Isn’t it still progress to focus at least on (just) Black directors, among all under-represented directors of color? That depends on the goal. It’s not that it’s not good enough to advance only black antiracism, it’s that that’s not antiracism. Antiracism doesn’t pick and choose among racial groups, assigning importance to some and not to others. That’s just racism v2.0. The true opposite of antiracism isn’t racism: it’s inhumanity. An inhumanity in which racial identity is all that defines us; in which anything outside of the “either/or” paradigm of “White or Black” is intolerable to acknowledge; in which, therefore, the complex intersectionalities of White and Black identities can certainly not be acknowledged. So keeping racial DEI “black and white” literally and figuratively isn’t just unjust for all of us who are neither Black nor White (or Black and also White): it’s unjust for folks who are White or Black, who are still contained by racism’s essentialist view of them.

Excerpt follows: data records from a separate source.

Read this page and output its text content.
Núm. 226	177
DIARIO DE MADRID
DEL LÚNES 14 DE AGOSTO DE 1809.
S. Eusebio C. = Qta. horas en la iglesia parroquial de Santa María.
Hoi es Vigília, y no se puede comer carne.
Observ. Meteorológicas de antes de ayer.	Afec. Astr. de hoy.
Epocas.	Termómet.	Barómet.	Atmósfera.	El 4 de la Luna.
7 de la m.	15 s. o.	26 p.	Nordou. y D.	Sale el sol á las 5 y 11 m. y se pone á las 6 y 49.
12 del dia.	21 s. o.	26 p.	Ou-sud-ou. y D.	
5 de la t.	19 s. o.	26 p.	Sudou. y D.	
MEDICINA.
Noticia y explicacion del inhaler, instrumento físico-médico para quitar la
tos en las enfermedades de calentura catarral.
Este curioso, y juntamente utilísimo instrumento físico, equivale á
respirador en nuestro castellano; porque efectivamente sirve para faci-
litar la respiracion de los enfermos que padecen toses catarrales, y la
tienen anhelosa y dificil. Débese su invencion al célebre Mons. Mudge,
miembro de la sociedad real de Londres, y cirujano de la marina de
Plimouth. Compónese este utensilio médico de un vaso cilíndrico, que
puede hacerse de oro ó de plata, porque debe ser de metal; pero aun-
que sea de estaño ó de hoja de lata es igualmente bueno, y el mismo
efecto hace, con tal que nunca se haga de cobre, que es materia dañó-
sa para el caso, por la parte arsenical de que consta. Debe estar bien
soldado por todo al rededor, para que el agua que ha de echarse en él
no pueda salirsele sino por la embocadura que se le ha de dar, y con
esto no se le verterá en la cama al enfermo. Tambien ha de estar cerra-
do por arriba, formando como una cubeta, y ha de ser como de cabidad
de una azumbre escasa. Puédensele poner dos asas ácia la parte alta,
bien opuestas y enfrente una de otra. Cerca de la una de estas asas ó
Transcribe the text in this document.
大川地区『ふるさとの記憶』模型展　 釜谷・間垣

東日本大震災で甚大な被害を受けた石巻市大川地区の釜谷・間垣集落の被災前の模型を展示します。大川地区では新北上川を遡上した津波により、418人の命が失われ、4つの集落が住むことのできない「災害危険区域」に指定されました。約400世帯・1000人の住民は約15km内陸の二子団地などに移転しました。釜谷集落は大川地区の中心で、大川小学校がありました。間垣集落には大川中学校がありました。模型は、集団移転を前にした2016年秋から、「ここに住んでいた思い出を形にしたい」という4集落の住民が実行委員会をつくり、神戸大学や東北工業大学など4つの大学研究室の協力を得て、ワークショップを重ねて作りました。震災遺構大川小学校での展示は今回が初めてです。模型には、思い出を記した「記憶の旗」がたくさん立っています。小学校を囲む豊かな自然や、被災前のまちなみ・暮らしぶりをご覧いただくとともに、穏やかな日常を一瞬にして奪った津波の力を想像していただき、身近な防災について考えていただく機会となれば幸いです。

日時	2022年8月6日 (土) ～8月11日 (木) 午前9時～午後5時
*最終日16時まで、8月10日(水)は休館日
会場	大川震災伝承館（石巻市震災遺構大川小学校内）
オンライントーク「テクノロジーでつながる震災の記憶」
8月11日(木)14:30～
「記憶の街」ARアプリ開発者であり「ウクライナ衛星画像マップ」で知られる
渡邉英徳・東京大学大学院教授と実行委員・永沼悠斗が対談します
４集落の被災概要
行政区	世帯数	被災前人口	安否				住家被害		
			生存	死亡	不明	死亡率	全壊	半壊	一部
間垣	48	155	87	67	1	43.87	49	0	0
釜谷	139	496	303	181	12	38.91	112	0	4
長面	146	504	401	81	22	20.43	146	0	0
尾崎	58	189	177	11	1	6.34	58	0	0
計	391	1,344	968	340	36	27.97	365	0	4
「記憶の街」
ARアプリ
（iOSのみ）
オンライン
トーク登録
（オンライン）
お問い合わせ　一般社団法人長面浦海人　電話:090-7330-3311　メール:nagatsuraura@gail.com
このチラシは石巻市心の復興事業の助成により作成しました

Does it hurt ethnoracial equity and inclusion to focus only on Black directors, among all directors of color? Yes. Yet, any “success” in racial DEI that abides the minoritization of a group on the basis of their identity is just shifting optics within a racist framework. Minimizing Asian, Latina/o/x and Hispanic, Middle Eastern, Native American “and other” under-represented ethnoracial groups as “other” is still playing by racism’s rules. [This is analogous to how, in acknowledging the gender spectrum of identity, some communities have just swapped one binary for another: cisgender-transgender, instead of female-male binary. Even though both gender systems continue to have real social and mortal impacts on our lives. And notwithstanding that the spectrum is not a binary.
I’m grateful for the work of the Diversity Disclosure Initiative. I appreciate their focus and the accuracy of their initiative’s focus and scope. Even though diversity without equity and inclusion is consequentially unsustainable and unjust, at least the DDI isn’t claiming to be about more than what they are.
Bloomberg could take a lesson from them. Their headline reads: “Investors Overseeing $3 Trillion Push for Board Racial Diversity.” What they owe the DDI, the directors and their reading public is an accurate headline: “Investors Overseeing $3 Trillion Push for Board Black Racial Diversity.”
We need priorities, yes. And intentionality, clarity and accuracy in naming them. That is, if we actually intend progress. As long as “antiracism” and “people of color” (and even “BIPOC”) are used as if they’re intended comprehensively, but really only mean Black antiracism and Black people, we will continue to throw hurdles in the way of our own striding toward racial justice.